My aim is to replace/update a whole observation (row), while keeping the order of the rows intact. Any ideas?


Solution

  • @Joe's solution will work for this problem, but combining macro and IML in that way is like kissing your sister: it's not pleasant and people will look at you strangely. Joe had the right idea to get the name of the variables, but he forgot that you can use the VALSET call to perform indirect assignment. In other words, by having the name of a variable, you can change it's value.
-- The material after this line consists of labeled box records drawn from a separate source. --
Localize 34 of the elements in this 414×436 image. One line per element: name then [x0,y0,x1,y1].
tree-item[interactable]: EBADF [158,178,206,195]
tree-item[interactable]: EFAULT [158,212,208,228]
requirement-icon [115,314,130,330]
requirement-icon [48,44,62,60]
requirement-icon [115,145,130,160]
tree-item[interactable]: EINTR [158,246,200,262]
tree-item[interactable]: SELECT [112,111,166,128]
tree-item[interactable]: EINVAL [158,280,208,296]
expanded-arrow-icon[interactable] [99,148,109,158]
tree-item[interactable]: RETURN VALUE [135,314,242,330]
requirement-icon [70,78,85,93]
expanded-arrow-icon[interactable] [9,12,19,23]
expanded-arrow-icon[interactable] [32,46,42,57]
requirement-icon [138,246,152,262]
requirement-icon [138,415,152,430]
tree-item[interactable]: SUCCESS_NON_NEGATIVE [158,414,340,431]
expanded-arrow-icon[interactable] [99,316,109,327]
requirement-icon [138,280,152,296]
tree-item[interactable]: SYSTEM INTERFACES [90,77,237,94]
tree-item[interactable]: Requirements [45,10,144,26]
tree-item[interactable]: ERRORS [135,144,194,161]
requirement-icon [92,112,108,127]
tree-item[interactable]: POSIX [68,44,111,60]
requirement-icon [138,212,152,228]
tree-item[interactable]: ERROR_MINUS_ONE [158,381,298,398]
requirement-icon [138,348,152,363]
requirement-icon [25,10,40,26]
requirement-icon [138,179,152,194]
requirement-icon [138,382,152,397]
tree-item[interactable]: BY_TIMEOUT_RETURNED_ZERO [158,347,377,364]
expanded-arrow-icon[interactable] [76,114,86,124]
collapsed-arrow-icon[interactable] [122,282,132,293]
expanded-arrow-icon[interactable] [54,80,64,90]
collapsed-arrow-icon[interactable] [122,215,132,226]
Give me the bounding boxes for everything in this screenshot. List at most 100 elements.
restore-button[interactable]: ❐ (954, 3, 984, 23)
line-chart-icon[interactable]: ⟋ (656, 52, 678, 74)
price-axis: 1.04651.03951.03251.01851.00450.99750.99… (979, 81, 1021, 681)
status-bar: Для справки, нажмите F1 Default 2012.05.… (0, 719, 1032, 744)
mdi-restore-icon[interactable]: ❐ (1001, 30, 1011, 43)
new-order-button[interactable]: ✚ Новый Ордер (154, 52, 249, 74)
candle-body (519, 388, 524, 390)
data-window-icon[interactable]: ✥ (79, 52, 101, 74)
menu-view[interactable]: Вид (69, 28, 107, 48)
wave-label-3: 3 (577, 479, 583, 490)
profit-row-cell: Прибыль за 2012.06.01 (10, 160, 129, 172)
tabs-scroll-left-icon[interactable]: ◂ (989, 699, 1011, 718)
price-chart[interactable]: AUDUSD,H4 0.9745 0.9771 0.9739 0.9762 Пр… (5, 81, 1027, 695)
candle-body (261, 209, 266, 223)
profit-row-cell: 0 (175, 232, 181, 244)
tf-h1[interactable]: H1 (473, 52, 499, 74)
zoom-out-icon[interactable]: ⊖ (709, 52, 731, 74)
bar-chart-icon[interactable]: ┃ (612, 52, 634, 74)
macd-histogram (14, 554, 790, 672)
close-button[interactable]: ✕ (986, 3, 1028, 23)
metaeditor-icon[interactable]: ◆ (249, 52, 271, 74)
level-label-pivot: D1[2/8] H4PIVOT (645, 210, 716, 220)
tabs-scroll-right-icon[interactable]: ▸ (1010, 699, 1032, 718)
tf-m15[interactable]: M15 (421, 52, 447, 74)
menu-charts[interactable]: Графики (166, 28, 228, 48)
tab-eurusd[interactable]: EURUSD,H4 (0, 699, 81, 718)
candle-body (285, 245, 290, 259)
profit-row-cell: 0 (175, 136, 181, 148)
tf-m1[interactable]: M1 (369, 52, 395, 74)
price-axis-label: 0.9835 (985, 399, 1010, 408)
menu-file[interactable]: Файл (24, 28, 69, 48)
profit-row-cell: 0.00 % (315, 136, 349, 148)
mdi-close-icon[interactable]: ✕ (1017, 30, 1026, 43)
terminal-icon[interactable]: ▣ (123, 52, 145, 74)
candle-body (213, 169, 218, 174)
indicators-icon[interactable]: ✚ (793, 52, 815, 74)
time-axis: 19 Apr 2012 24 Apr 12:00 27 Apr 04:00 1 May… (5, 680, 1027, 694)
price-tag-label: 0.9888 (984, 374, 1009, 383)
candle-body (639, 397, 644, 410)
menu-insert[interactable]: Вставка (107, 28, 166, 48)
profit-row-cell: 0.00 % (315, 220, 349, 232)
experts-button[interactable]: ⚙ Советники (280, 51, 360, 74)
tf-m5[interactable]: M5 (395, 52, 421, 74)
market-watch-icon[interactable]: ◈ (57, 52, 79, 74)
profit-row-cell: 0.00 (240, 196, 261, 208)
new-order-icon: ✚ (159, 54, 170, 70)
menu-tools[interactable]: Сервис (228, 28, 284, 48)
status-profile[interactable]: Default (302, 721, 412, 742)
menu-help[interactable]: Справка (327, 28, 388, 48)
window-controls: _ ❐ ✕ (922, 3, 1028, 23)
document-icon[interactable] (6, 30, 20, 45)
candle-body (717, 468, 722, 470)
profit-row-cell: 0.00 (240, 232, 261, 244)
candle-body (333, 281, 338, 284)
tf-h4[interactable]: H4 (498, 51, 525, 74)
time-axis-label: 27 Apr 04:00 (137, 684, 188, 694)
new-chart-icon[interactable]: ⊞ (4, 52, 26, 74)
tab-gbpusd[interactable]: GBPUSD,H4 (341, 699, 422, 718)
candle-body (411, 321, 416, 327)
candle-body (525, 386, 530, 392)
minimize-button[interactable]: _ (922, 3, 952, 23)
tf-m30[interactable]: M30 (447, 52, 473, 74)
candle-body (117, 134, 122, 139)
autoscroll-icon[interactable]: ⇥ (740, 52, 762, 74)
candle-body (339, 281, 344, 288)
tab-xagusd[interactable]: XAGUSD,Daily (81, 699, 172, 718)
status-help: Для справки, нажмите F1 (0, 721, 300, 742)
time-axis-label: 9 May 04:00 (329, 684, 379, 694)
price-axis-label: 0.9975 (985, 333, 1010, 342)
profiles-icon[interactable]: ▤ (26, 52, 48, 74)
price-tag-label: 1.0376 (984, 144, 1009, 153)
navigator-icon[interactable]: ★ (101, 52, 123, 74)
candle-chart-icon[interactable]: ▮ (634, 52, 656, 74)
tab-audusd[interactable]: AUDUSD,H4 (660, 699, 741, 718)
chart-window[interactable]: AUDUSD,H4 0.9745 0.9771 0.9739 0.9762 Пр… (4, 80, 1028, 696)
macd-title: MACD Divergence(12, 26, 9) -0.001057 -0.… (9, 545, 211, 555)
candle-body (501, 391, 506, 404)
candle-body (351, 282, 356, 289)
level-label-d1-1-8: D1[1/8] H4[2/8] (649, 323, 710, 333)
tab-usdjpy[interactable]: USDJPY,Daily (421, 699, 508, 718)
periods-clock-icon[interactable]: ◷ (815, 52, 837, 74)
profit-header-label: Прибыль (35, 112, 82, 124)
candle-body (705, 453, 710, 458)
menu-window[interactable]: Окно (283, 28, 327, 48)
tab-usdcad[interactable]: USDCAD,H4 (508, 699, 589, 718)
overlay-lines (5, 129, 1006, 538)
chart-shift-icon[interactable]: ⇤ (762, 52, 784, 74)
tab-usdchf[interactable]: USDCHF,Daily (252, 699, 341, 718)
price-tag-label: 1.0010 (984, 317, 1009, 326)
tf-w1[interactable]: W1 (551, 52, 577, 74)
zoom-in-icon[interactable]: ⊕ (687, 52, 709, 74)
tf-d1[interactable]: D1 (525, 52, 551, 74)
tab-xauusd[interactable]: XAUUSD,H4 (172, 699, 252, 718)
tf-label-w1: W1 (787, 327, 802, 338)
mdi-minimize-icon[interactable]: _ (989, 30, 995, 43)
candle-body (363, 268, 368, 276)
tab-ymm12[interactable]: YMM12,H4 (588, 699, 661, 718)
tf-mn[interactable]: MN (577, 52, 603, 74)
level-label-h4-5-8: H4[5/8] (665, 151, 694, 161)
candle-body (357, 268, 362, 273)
    If you want to avoid the macro, you can get the names of the variables one time (outside the EDIT loop) and then loop over the names of the variales, like this:

    /* get column names ONE TIME */
    use (db);
       read next var _ALL_ into temp[colname=varNames]; /* get names of cols */
    close (db);
    
    /* read index checkObs and write to temp*/
    edit (db);
    read point (checkObs) into temp; /* Read an entire row*/
    temp[nVarToUpdate] = 1; /* I would like to update some values*/
    do i = 1 to ncol(temp);
       call valset(varNames[i], temp[i]); /* update scalar variables */
    end;
    replace point (checkObs) var _all_;
    close (db);
    

    The main advantage of this technique is that you can discover the variable names at run time.

    Be aware that this method (creating variable names) can be dangerous because if the data set has a variable named X, you are overwriting any pre-existing variable of that name in your program.

    Also be aware that using EDIT and READ POINT on a huge data set to change one row at a time will be slower than molasses flowing uphill in the winter time. If possible, you should read in a big block of data, operate on all rows in that block, and write out the block.

    If disk space allows, you might want to try using the SETIN and SETOUT statements to read from one data set while writing to another. That would completely eliminate the need for the REPLACE statement and the VALSET call. In general, it is more efficient to open a data set read-only and process it sequentially than to open it read/write and process it by using random access.